Der angefochtene Beschluss stellt einen Zwischenentscheid dar, der dem Beschwerdeführer einen nicht wieder gutzumachenden Nachteil im Sinne von Art. 93 Abs. 1 lit. a BGG bewirken kann (BGE 128 I 129 E. 1 S. 131). Die Beschwerde ist somit auch insoweit zulässig. 
Die weiteren Sachurteilsvoraussetzungen sind ebenfalls erfüllt und geben zu keinen Bemerkungen Anlass. 

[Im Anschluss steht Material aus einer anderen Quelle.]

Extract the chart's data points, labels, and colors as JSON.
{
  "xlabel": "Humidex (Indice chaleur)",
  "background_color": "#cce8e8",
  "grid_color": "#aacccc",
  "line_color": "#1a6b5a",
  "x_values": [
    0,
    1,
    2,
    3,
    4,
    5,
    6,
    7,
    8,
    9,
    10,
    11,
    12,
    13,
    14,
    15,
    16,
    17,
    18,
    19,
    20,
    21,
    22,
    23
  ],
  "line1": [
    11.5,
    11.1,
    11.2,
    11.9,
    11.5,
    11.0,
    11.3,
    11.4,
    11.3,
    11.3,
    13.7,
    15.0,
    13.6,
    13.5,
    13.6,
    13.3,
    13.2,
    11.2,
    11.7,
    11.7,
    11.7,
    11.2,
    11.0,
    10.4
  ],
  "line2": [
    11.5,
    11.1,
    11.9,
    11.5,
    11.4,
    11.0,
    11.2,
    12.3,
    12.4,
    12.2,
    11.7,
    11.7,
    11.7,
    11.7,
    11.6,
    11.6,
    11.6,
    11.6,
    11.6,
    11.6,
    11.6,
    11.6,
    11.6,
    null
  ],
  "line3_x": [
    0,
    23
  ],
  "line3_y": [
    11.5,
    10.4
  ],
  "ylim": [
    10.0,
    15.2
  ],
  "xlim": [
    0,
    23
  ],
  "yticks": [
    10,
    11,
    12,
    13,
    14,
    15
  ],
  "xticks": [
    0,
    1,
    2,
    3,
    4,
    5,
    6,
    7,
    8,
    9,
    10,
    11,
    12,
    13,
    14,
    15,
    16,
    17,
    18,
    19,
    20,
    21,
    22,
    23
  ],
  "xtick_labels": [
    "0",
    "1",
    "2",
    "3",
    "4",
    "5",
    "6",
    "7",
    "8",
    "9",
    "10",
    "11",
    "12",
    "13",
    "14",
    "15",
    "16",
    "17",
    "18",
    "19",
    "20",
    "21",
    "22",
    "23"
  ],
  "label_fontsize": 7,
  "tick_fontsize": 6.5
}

Da es um eine strafprozessuale Zwangsmassnahme geht, kommt Art. 98 BGG, der eine Beschränkung der Beschwerdegründe vorsieht, nicht zur Anwendung (BGE 140 IV 57 E. 2.2 S. 59 f.). 
 
1.2. Das Bundesgericht hat die in der vorliegenden Sache ergangenen Akten beigezogen. Dem entsprechenden Verfahrensantrag (Beschwerde S. 6 Ziff. 31) ist damit Genüge getan.  
 
2.  
 
2.1. Der Beschwerdeführer macht geltend, die Sperre der Konten und des Schliessfaches sei unzulässig, da die darauf liegenden bzw. die sich darin befindlichen Vermögenswerte rechtmässiger Herkunft seien.  
 
2.2. Nach Art. 70 StGB verfügt das Gericht die Einziehung von Vermögenswerten, die durch eine Straftat erlangt worden sind oder dazu bestimmt waren, eine Straftat zu veranlassen oder zu belohnen, sofern sie nicht dem Verletzten zur Wiederherstellung des rechtmässigen Zustandes ausgehändigt werden (Abs. 1). Die Einziehung ist ausgeschlossen, wenn ein Dritter die Vermögenswerte in Unkenntnis der Einziehungsgründe erworben hat und soweit er für sie eine gleichwertige Gegenleistung erbracht hat oder die Einziehung ihm gegenüber sonst eine unverhältnismässige Härte darstellen würde (Abs. 2).  
Gemäss Art. 263 Abs. 1 lit. d StPO können Gegenstände und Vermögenswerte einer beschuldigten Person oder einer Drittperson beschlagnahmt werden, wenn die Gegenstände und Vermögenswerte voraussichtlich einzuziehen sind. 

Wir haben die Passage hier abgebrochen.